Se tenir prêt pour agir immédiatement et riposter en cas de nouvelle attaque contre les langues nationales. L’intergroupe parlementaire Plurilinguisme CH, créé à Berne début juin sous l’impulsion du Forum Helveticum, est encore en phase de mise en place. Sa mission est sans équivoque: «Nous entendons offrir au plurilinguisme un véritable appui et en valoriser le principe même dans le débat politique national», explique Christine Matthey, la directrice du Forum Helveticum, forum pour la compréhension linguistique et culturelle en Suisse, qui assure le secrétariat du groupe.
«Nous voulons affirmer que le plurilinguisme est une chance. Il est important de faire passer ce message, y compris auprès des jeunes Romands, qui pensent trop souvent qu’apprendre l’allemand est rébarbatif et inutile», lance Isabelle Chevalley, conseillère nationale (PVL/VD), coprésidente du comité de l’intergroupe. La politicienne en a elle-même fait l’expérience: «Le Vocabulaire de base allemand est le seul livre que j’ai brûlé à la fin de ma scolarité», se souvient-elle, regrettant aujourd’hui de ne pas être bilingue.

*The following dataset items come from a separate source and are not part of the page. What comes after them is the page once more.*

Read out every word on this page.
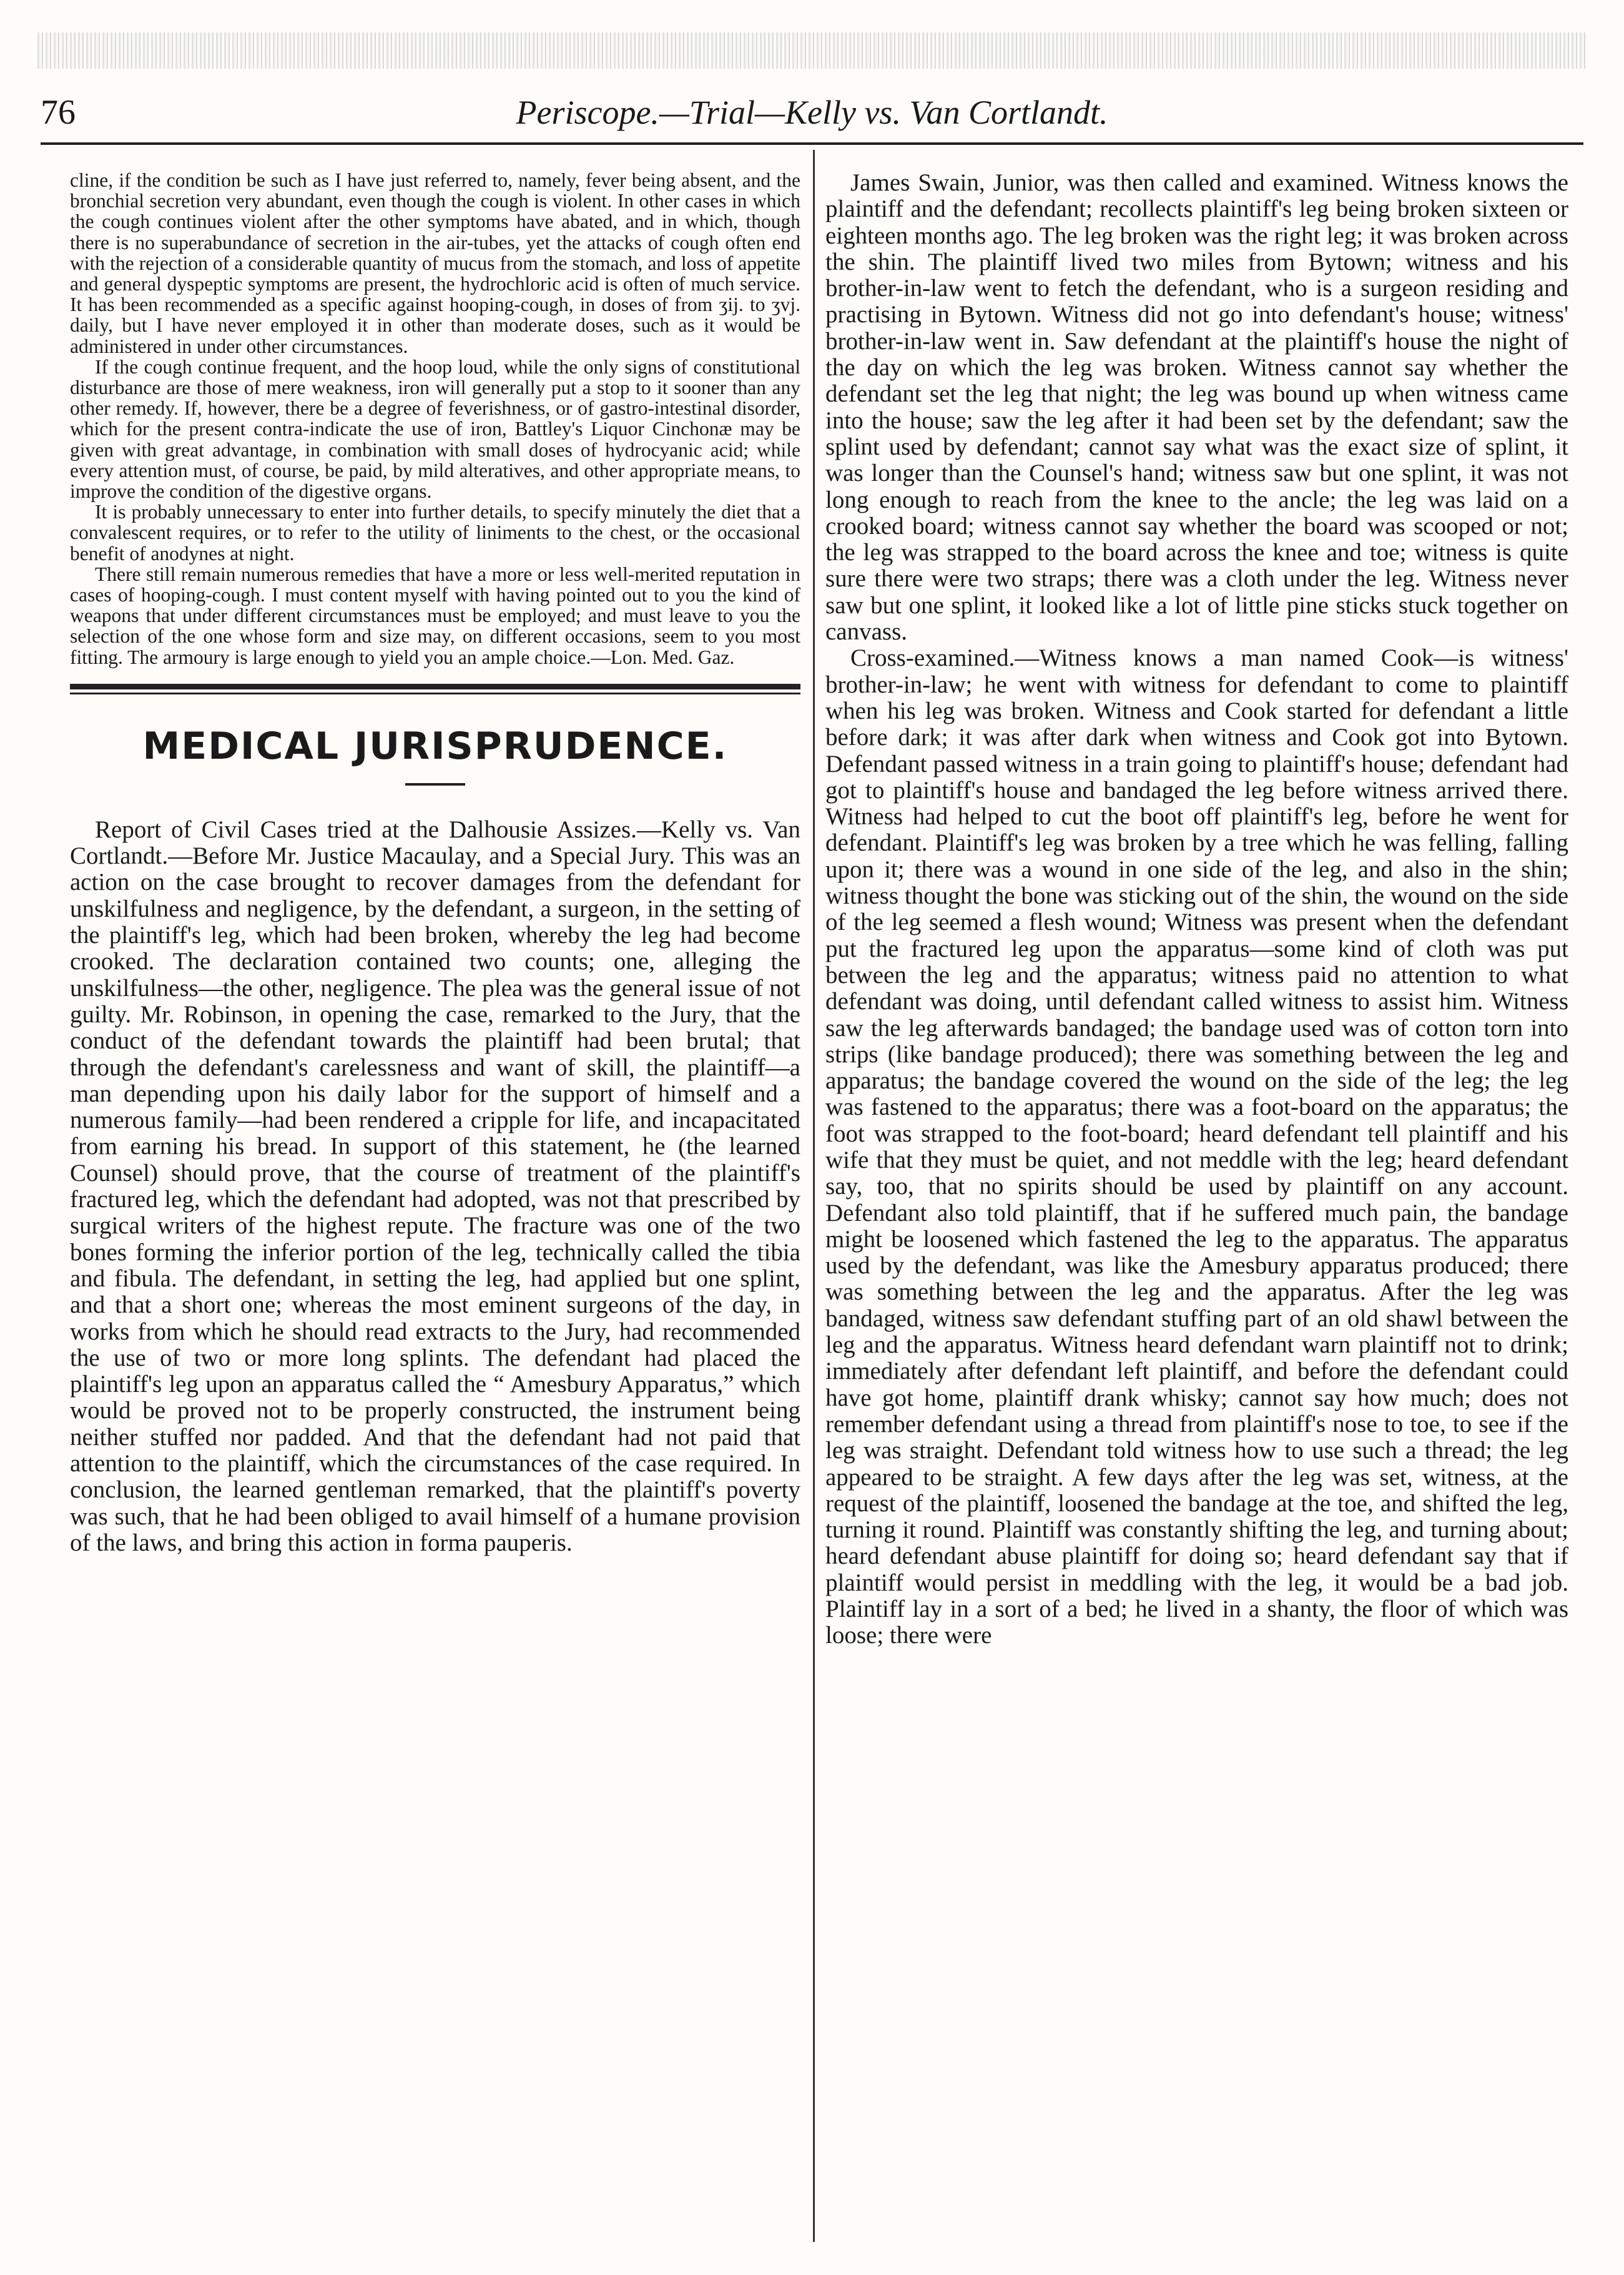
76	Periscope.—Trial—Kelly vs. Van Cortlandt.

cline, if the condition be such as I have just referred to, namely, fever being absent, and the bronchial secretion very abundant, even though the cough is violent. In other cases in which the cough continues violent after the other symptoms have abated, and in which, though there is no superabundance of secretion in the air-tubes, yet the attacks of cough often end with the rejection of a considerable quantity of mucus from the stomach, and loss of appetite and general dyspeptic symptoms are present, the hydrochloric acid is often of much service. It has been recommended as a specific against hooping-cough, in doses of from ʒij. to ʒvj. daily, but I have never employed it in other than moderate doses, such as it would be administered in under other circumstances.

If the cough continue frequent, and the hoop loud, while the only signs of constitutional disturbance are those of mere weakness, iron will generally put a stop to it sooner than any other remedy. If, however, there be a degree of feverishness, or of gastro-intestinal disorder, which for the present contra-indicate the use of iron, Battley's Liquor Cinchonæ may be given with great advantage, in combination with small doses of hydrocyanic acid; while every attention must, of course, be paid, by mild alteratives, and other appropriate means, to improve the condition of the digestive organs.

It is probably unnecessary to enter into further details, to specify minutely the diet that a convalescent requires, or to refer to the utility of liniments to the chest, or the occasional benefit of anodynes at night.

There still remain numerous remedies that have a more or less well-merited reputation in cases of hooping-cough. I must content myself with having pointed out to you the kind of weapons that under different circumstances must be employed; and must leave to you the selection of the one whose form and size may, on different occasions, seem to you most fitting. The armoury is large enough to yield you an ample choice.—Lon. Med. Gaz.

MEDICAL JURISPRUDENCE.

Report of Civil Cases tried at the Dalhousie Assizes.—Kelly vs. Van Cortlandt.—Before Mr. Justice Macaulay, and a Special Jury. This was an action on the case brought to recover damages from the defendant for unskilfulness and negligence, by the defendant, a surgeon, in the setting of the plaintiff's leg, which had been broken, whereby the leg had become crooked. The declaration contained two counts; one, alleging the unskilfulness—the other, negligence. The plea was the general issue of not guilty. Mr. Robinson, in opening the case, remarked to the Jury, that the conduct of the defendant towards the plaintiff had been brutal; that through the defendant's carelessness and want of skill, the plaintiff—a man depending upon his daily labor for the support of himself and a numerous family—had been rendered a cripple for life, and incapacitated from earning his bread. In support of this statement, he (the learned Counsel) should prove, that the course of treatment of the plaintiff's fractured leg, which the defendant had adopted, was not that prescribed by surgical writers of the highest repute. The fracture was one of the two bones forming the inferior portion of the leg, technically called the tibia and fibula. The defendant, in setting the leg, had applied but one splint, and that a short one; whereas the most eminent surgeons of the day, in works from which he should read extracts to the Jury, had recommended the use of two or more long splints. The defendant had placed the plaintiff's leg upon an apparatus called the “ Amesbury Apparatus,” which would be proved not to be properly constructed, the instrument being neither stuffed nor padded. And that the defendant had not paid that attention to the plaintiff, which the circumstances of the case required. In conclusion, the learned gentleman remarked, that the plaintiff's poverty was such, that he had been obliged to avail himself of a humane provision of the laws, and bring this action in forma pauperis.

James Swain, Junior, was then called and examined. Witness knows the plaintiff and the defendant; recollects plaintiff's leg being broken sixteen or eighteen months ago. The leg broken was the right leg; it was broken across the shin. The plaintiff lived two miles from Bytown; witness and his brother-in-law went to fetch the defendant, who is a surgeon residing and practising in Bytown. Witness did not go into defendant's house; witness' brother-in-law went in. Saw defendant at the plaintiff's house the night of the day on which the leg was broken. Witness cannot say whether the defendant set the leg that night; the leg was bound up when witness came into the house; saw the leg after it had been set by the defendant; saw the splint used by defendant; cannot say what was the exact size of splint, it was longer than the Counsel's hand; witness saw but one splint, it was not long enough to reach from the knee to the ancle; the leg was laid on a crooked board; witness cannot say whether the board was scooped or not; the leg was strapped to the board across the knee and toe; witness is quite sure there were two straps; there was a cloth under the leg. Witness never saw but one splint, it looked like a lot of little pine sticks stuck together on canvass.

Cross-examined.—Witness knows a man named Cook—is witness' brother-in-law; he went with witness for defendant to come to plaintiff when his leg was broken. Witness and Cook started for defendant a little before dark; it was after dark when witness and Cook got into Bytown. Defendant passed witness in a train going to plaintiff's house; defendant had got to plaintiff's house and bandaged the leg before witness arrived there. Witness had helped to cut the boot off plaintiff's leg, before he went for defendant. Plaintiff's leg was broken by a tree which he was felling, falling upon it; there was a wound in one side of the leg, and also in the shin; witness thought the bone was sticking out of the shin, the wound on the side of the leg seemed a flesh wound; Witness was present when the defendant put the fractured leg upon the apparatus—some kind of cloth was put between the leg and the apparatus; witness paid no attention to what defendant was doing, until defendant called witness to assist him. Witness saw the leg afterwards bandaged; the bandage used was of cotton torn into strips (like bandage produced); there was something between the leg and apparatus; the bandage covered the wound on the side of the leg; the leg was fastened to the apparatus; there was a foot-board on the apparatus; the foot was strapped to the foot-board; heard defendant tell plaintiff and his wife that they must be quiet, and not meddle with the leg; heard defendant say, too, that no spirits should be used by plaintiff on any account. Defendant also told plaintiff, that if he suffered much pain, the bandage might be loosened which fastened the leg to the apparatus. The apparatus used by the defendant, was like the Amesbury apparatus produced; there was something between the leg and the apparatus. After the leg was bandaged, witness saw defendant stuffing part of an old shawl between the leg and the apparatus. Witness heard defendant warn plaintiff not to drink; immediately after defendant left plaintiff, and before the defendant could have got home, plaintiff drank whisky; cannot say how much; does not remember defendant using a thread from plaintiff's nose to toe, to see if the leg was straight. Defendant told witness how to use such a thread; the leg appeared to be straight. A few days after the leg was set, witness, at the request of the plaintiff, loosened the bandage at the toe, and shifted the leg, turning it round. Plaintiff was constantly shifting the leg, and turning about; heard defendant abuse plaintiff for doing so; heard defendant say that if plaintiff would persist in meddling with the leg, it would be a bad job. Plaintiff lay in a sort of a bed; he lived in a shanty, the floor of which was loose; there were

Un groupement de plus qui risque de se superposer à d’autres? «C’est vrai, il existe déjà des groupes de défense des minorités romanche et italophone. Il ne s’agit pas d’empiéter sur leurs compétences, mais de coopérer et d’agir avec eux dans une approche plus globale, qui dépasse la défense de telle langue ou de telle culture», précise Christine Matthey. Face aux menaces, «les diverses composantes linguistiques suisses sont en pleine effervescence. Elles réagissent pour être mieux comprises, défendues, entendues», ajoute le conseiller national Dominique de Buman (PDC/FR), membre fondateur de l’intergroupe et président d’Helvetia Latina, une association davantage tournée vers la défense des minorités latines. «Il n’y a pas recoupement, plutôt des points de rencontre, mais c’est vrai que nous devrons réfléchir à la manière d’articuler les différents groupes et associations», reconnaît Dominique de Buman.
«Dimension symbolique»
S’agissant de l’intergroupe parlementaire, il «entend constituer une structure réactive et coordonnée», annonce Christine Matthey. La mise sur pied de cet instrument de défense intervient à la suite des attaques lancées dans plusieurs cantons alémaniques contre l’enseignement d’une seconde langue étrangère à l’école primaire. En l’occurrence, les menaces visent le français, puisque l’anglais représente la première langue étrangère enseignée dans 14 cantons alémaniques, dont ceux de Suisse centrale et de l’est du pays, selon un décompte du Forum Helveticum.
Cette dernière année, le débat a été particulièrement vif. «L’enjeu linguistique ne comporte pas seulement une dimension pédagogique, il comprend une dimension symbolique et émotionnelle forte», analyse Christine Matthey. La Thurgovie a mis le feu aux poudres lorsqu’une motion a été adressée au Conseil d’Etat; elle le charge de supprimer l’enseignement du français en primaire pour le repousser à l’école secondaire. A Lucerne, une initiative est pendante, elle demande qu’une seule langue étrangère soit enseignée à l’école primaire. Des démarches similaires sont en cours dans d’autres cantons. En décembre dernier, la Commission de la science, de l’éducation et de la culture du Conseil national avait réagi en déposant deux initiatives: évoquant une intervention fédérale via la loi sur les langues, elles jouent le rôle d’épées de Damoclès sur la tête des cantons récalcitrants. La première demande que «l’apprentissage d’une deuxième langue nationale commence au plus tard deux ans avant la fin de la scolarité primaire»; la seconde exige que «la première langue étrangère enseignée [soit] une langue nationale.» Etait-ce un effet de cette pression? A Nidwald, en tout cas, une initiative du même type que la lucernoise a été balayée par 62% des voix en mars dernier.
Présidé par le conseiller aux Etats (PS/BE) Hans Stöckli, le groupe laissera passer les élections fédérales d’octobre pour entrer dans le vif de l’action. «Il représente une bonne base pour attaquer la prochaine législature», note Isabelle Chevalley. Actuellement, une trentaine d’élus fédéraux de plusieurs bords politiques et régions linguistiques y sont représentés, dont onze francophones.